Балтийский ястреб
Шрифт:
— Напрасно вы так, — поспешил успокоить командира Брылкин, — обратите внимание, что в строю союзников большие прорехи. Наверняка стоявшие там корабли уже на дне!
— Вы думаете? — хмыкнул капитан-лейтенант, понявший, что от волнения стал говорить вслух.
— Уверен. К тому же видите, как дымится вон тот фрегат?
— Может, разводят пары?
— Может и так. Но не на корме же!
— Вперед! — велел повеселевший начальник.
Связи в такой темноте нет и быть не могло, поэтому перед боем он отдал только один приказ. Каждый выбирает себе цель сам, но первым огонь открывает флагман! А дальше,
— Дистанцию не более полукабельтова, — уверенно и спокойно, словно на учениях, отдавал он последние распоряжения артиллеристам. — Целиться в ватерлинию…
Дождавшись, когда по его прикидкам все подчиненные должны были успеть занять места, обычно не демонстрировавший особой набожности Истомин перекрестился и махнул рукой.
Прозвучавший из темноты выстрел оказался для англичан с французами полной неожиданностью. Еще больше их поразило, что следом раздался пусть не слишком стройный, но залп. Приглядевшись, они все же рассмотрели нового противника и попытались открыть ответный огонь, но стоявшие к врагам носом канонерки являли собой слишком небольшую и малозаметную цель.
К тому же бронированный бруствер вполне надежно защищал маленькие корабли и их экипажи от ядер или бомб. Сообразив это после нескольких попаданий, русские канониры стали действовать все более слаженно. Промахнуться с такого расстояния по довольно-таки крупному противнику оказалось непросто, так что почти ни один выстрел не пропал даром!
Пару лет назад, когда новейшие пушки Баумгарта только проходили испытания, их отказались принимать на вооружение по причине чрезмерной мощности. Дескать, выпущенное из них ядро пробивает линейный корабль насквозь… Тогда это посчитали недостатком.

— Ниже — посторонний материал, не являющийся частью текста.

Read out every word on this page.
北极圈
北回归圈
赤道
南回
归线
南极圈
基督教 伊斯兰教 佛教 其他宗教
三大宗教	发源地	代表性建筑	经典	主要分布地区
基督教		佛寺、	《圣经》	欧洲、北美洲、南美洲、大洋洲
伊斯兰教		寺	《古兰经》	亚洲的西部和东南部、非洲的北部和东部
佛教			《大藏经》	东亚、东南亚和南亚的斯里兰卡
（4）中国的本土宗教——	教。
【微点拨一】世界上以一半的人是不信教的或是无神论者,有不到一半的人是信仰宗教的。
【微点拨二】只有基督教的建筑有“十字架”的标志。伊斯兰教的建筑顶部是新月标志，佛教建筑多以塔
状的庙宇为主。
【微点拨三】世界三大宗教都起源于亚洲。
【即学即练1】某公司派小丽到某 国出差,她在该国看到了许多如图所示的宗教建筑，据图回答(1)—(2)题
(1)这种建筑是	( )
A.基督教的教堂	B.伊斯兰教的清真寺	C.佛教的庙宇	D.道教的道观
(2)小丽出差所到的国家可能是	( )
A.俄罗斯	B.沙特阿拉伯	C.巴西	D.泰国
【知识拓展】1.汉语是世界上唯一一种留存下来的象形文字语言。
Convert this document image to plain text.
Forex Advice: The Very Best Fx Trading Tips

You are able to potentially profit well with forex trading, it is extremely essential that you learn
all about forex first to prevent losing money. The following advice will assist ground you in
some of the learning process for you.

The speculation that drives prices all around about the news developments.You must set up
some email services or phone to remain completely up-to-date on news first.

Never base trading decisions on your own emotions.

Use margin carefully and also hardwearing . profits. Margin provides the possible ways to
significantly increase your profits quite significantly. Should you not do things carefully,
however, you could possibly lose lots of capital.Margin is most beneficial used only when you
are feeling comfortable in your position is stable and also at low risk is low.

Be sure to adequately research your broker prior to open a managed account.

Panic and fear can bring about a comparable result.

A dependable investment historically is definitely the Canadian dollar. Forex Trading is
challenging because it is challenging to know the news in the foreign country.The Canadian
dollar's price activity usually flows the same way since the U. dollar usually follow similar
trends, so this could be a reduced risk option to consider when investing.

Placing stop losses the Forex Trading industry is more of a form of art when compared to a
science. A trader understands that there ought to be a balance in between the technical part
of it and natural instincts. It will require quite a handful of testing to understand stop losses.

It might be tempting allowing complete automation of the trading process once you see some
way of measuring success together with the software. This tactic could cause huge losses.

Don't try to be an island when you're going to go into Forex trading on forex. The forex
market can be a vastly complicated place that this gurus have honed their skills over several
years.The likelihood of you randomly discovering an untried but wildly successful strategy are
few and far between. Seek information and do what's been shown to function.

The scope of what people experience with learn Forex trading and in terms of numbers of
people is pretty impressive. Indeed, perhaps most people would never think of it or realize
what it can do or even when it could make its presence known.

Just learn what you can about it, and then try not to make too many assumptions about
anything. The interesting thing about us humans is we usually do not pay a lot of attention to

Но сегодня тяжелые 18-килограмовые чугунные бомбы с легкостью пронизывали толстые, набранные из отличного дуба борта и, сметая все на своем пути, неслись дальше, чтобы разорваться во внутренностях корабля. Некоторые из них застревали в угольных бункерах и рвались там. Другие крушили котлы и машины. Калечили матросов и кочегаров.
Хуже всего было, если взрыв происходил на батарейной палубе. Там всегда много пороха из прохудившихся картузов, который легко вспыхивал и грозил перекинуться на целые. Тогда все бросали свои дела и начинали тушить разгоравшийся пожар специальными вымоченными в соленой воде кошмами. Таскали ведрами воду, заливали из них огонь и, уж, конечно, никак не могли вести ответную стрельбу.
Большинство русских кораблей старались держать дистанцию, чтобы не угодить под ответные залпы. Другие по привычке маневрировали, отходя назад для перезарядки и возвращаясь для выстрела. Сам же Истомин настолько увлекся, что подводил своего «Башибузука» почти в упор, и когда волнение заставляло канонерку опускать нос, занявший место наводчика Брылкин всаживал во вражескую корму очередную бомбу.
К несчастью для французов, единственными ретирадными орудиями парусного «Бреслау» были несколько легких пушек на высокоподнятой корме. Ни одна из них не могла опустить свой ствол достаточно низко, чтобы поразить нахальную блоху, раз за разом кусавшую великана. Впрочем, заслуженно славящиеся своим остроумием галлы скоро нашли выход.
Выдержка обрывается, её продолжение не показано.